Storage company Iomega made its name in the Nineties with the Zip drive, a neat little device that could store 100 megabytes of data on a single cartridge.

Storage company Iomega made its name in the Nineties with the Zip drive, a neat little device that could store 100 megabytes of data on a single cartridge.

When the Zip came out, the only real alternative for moving files was a floppy disk, storing 1.4mb, or expensive cartridge and removable drive systems. But growing file sizes, along with the falling price of drives that can record CDs and DVDs, have hit sales of the Zip, even though Iomega launched a version storing up to 750mb of data.

Yet the idea behind the Zip - which has the capacity of a hard disk and the flexibility of a floppy - remains sound. And Iomega is now back in the market with a removable drive format, the REV.

Out of the box, the mini hard disk in a REV cartridge stores 35 gigabytes of data. Compression software pushes that to 90gb, or 900 original Zip disks. Yet the cartridge works just like a hard drive. Read and write speeds - at least on the Firewire version we tested - were more than reasonable.

Having such vast storage capacity on tap in a cartridge that costs around £35 is a huge bonus for anyone working with large files, especially in fields such as digital media, music production and video.

The original Zips were popular with creative professionals, and Iomega is certainly targeting this market with its Firewire REV drive, with a white case which matches that of the iMac. But over the past few years, Iomega has also made inroads into the business storage market, and this too will be a target for the REV. The drives come with backup software included in the price, and the company is developing both networked versions and a "jukebox" that will hold several cartridges - ideal as an alternative to tape for backing up servers.

The external unit is neat and lightweight, and easily portable. Backups are quick, considering the capacity of the cartridge, and the media is low-cost enough to compete with tape; this drive is significantly cheaper than most conventional tape-based backup units. There is not actually much that can be said about the REV itself, as it does exactly what it says on the box, without fuss.

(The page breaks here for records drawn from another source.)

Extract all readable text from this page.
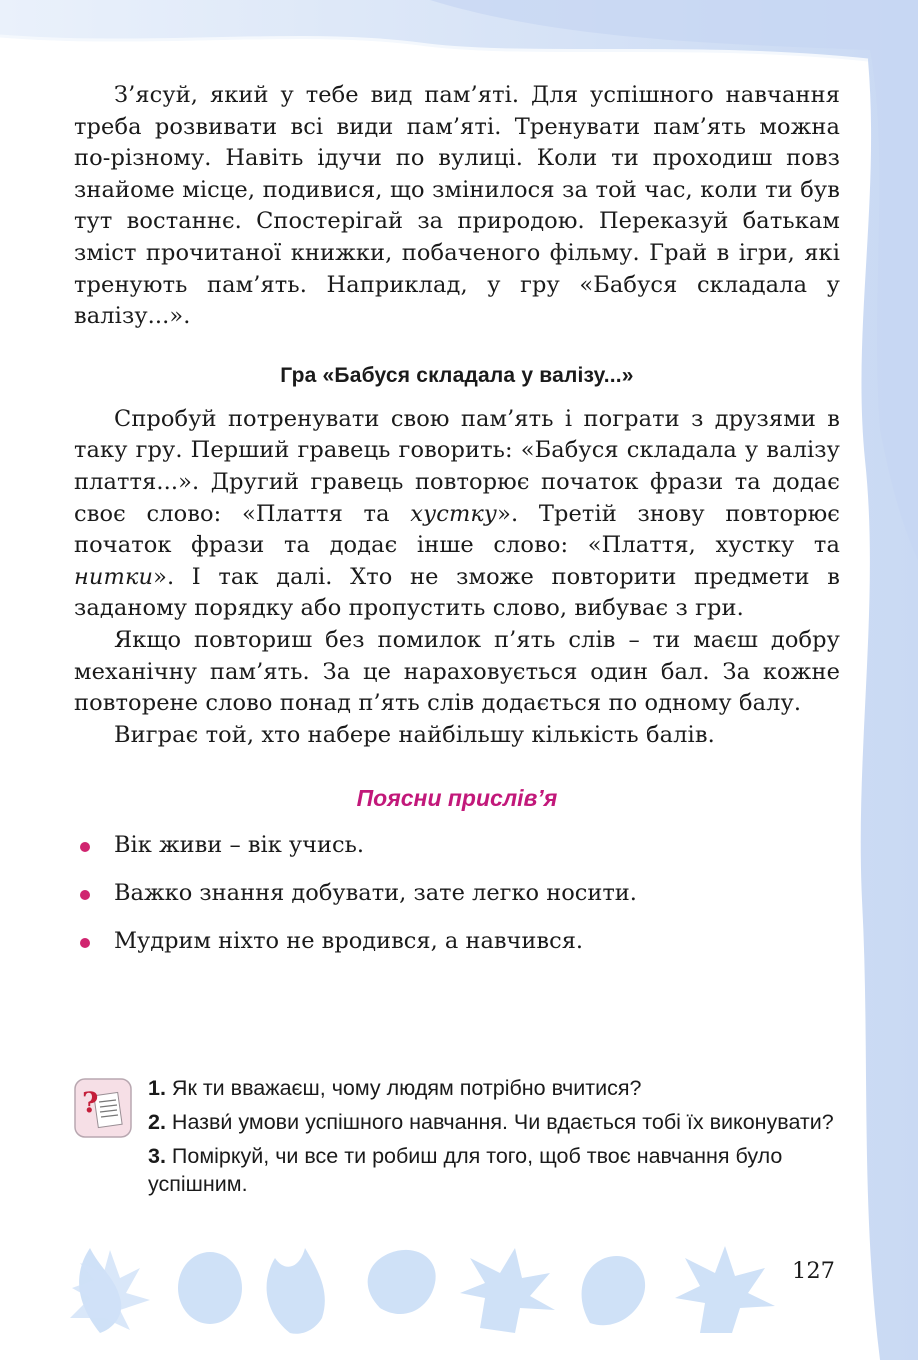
З’ясуй, який у тебе вид пам’яті. Для успішного навчання треба розвивати всі види пам’яті. Тренувати пам’ять можна по-різному. Навіть ідучи по вулиці. Коли ти проходиш повз знайоме місце, подивися, що змінилося за той час, коли ти був тут востаннє. Спостерігай за природою. Переказуй батькам зміст прочитаної книжки, побаченого фільму. Грай в ігри, які тренують пам’ять. Наприклад, у гру «Бабуся складала у валізу...».

Гра «Бабуся складала у валізу...»

Спробуй потренувати свою пам’ять і пограти з друзями в таку гру. Перший гравець говорить: «Бабуся складала у валізу плаття...». Другий гравець повторює початок фрази та додає своє слово: «Плаття та хустку». Третій знову повторює початок фрази та додає інше слово: «Плаття, хустку та нитки». І так далі. Хто не зможе повторити предмети в заданому порядку або пропустить слово, вибуває з гри.

Якщо повториш без помилок п’ять слів – ти маєш добру механічну пам’ять. За це нараховується один бал. За кожне повторене слово понад п’ять слів додається по одному балу.

Виграє той, хто набере найбільшу кількість балів.

Поясни прислів’я
Вік живи – вік учись.
Важко знання добувати, зате легко носити.
Мудрим ніхто не вродився, а навчився.
? 1. Як ти вважаєш, чому людям потрібно вчитися?
2. Назви́ умови успішного навчання. Чи вдається тобі їх виконувати?
3. Поміркуй, чи все ти робиш для того, щоб твоє навчання було успішним.
127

For individual computer users, the main alternative to the REV, unless your machine has a DVD drive, is a conventional removable hard disk. These have far greater capacities, and some, such as Maxtor's, also come with backup software. But hard drives are more vulnerable to damage than a system such as the REV. Furthermore, there is no way to add capacity, and locking away a whole drive is trickier than safely storing a cartridge.

For companies, conventional tape is still the main way to back up network PCs and servers. There is a version of the REV that can be built into a server instead of a tape drive, and the jukebox version will also appeal to this market. But for small networks, an external REV drive is a flexible and low-cost way of taking backups of critical data.

If you need a backup system or additional storage, look seriously at the REV. It is one of those rare products that, here at Tools of the Trade, we plan to go out to buy for ourselves.

THE VERDICT

Rating: 5 out of 5.

Pros: low cost, good design, robust.

Cons: none to speak of.

Price: £220+VAT (drive); £35+VAT (disks).